福井市の託願寺では、毎月1回の法話会がある。毎月8日に開かれていたことから、門徒さんからの提案で「八日講」と名付けられた。今では原則、毎月第二土曜日の午前中に開催している。
毎回およそ20名が訪れる。半分は近所の人たち、半分は福井県内の各宗派の寺を聞法のために巡っている門徒さんたち。「宗派にこだわらず、聞法したいという人に来てもらいたいと思ってやっています」と語る住職の牧野豊丸さんは、遠くから来る人のため、お寺の近くに駐車場も整備した。「このお寺の所属門徒はほとんどいない。いわば在地の道場です。皆さんに、ここが聞法できるところだと認識していただきたい。その象徴が八日講なんです」。
2年前からは託願寺YouTubeチャンネルを始めた。きっかけはコロナの緊急事態宣言下で毎月の法座を中止せざるを得ない状況が続いたこと。たまたま、ある門徒さんが10年ほど前から、法話をビデオで撮影し続けており、過去にはYouTubeで投稿してはどうかと相談を受けたこともあった。撮りためてあったのはおよそ70本分。門徒さんからデータを借りて、長男の尚史さんがYouTubeに過去の動画を投稿し始めた。今は毎月の八日講での法話を、坊守の定子さんが撮影し、尚史さんが投稿するという方法でチャンネルを運営している。
先日、他県のある住職が夫婦でお寺にやってきた。「YouTubeチャンネルの法話を見ている。これを使って学習会をしたいので、許可をいただけないか」とのことだった。「寝たきりの人や、お寺に来ることができない人にも見てもらえる。大変ありがたい取り組み」と感謝されたという。豊丸さんも「法話は1人が相手だろうが、100人が相手だろうが、ここだけの話というのはない。すべて公の話。公開の場で話したことだから、インターネットや学習会で流すのも構わない」としたうえで、「私一人だったら、こんなことはできなかった」と感謝した。
豊丸さんは名古屋市の一心寺の出身。20歳で前住職に後継ぎのいなかった託願寺に入寺した。20代の終わり頃、前住職の介護費などで寺の運営が行き詰まった。「名古屋に帰らないか」と父親に言われたことに、反発した。「意地でもここを動くか」。それが、託願寺に腰を据える直接のきっかけだった。その後定子さんを坊守に迎えた。以来、ずっと考えてきた。「私はなぜここにいるのか」と。
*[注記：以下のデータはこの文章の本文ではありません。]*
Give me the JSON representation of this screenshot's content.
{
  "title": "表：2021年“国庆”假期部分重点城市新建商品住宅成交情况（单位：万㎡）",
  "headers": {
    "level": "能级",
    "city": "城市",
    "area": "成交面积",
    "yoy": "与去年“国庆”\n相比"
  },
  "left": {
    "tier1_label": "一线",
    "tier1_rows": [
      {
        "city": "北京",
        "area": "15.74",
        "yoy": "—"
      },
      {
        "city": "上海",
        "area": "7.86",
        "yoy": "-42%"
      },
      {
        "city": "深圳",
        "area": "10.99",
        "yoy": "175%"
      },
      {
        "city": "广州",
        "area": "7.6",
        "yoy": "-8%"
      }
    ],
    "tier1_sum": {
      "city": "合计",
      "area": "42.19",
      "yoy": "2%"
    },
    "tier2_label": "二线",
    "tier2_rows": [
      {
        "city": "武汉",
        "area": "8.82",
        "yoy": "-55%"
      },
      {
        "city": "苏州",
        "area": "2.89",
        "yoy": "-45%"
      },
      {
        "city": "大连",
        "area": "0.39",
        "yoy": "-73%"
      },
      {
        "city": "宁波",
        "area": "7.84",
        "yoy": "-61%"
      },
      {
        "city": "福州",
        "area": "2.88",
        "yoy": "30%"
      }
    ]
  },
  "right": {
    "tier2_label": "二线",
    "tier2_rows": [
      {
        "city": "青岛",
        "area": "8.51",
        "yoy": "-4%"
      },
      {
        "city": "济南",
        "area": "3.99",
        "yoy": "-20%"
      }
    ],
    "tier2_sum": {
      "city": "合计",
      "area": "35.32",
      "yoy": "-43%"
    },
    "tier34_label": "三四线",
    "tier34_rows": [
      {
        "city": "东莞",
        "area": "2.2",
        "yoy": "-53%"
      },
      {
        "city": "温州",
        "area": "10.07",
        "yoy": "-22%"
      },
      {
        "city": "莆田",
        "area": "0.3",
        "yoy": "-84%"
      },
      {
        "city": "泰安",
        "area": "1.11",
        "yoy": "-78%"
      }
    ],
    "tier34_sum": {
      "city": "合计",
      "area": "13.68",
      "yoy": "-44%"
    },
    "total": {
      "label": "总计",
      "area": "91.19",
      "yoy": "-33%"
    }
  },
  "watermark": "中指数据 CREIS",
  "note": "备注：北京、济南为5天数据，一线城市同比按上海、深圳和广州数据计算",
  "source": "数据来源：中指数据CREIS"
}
「このお寺の存在意義を絶えず問わざるを得ませんでした」と豊丸さん。お寺は聞法の道場。その意味を、今も問い続けている。
(福井教区通信員・藤 共生)
『真宗』2022年9月号「今月のお寺」より
ご紹介したお寺:福井教区第二組託願寺(住職 牧野豊丸)※役職等は『真宗』誌掲載時のまま記載しています。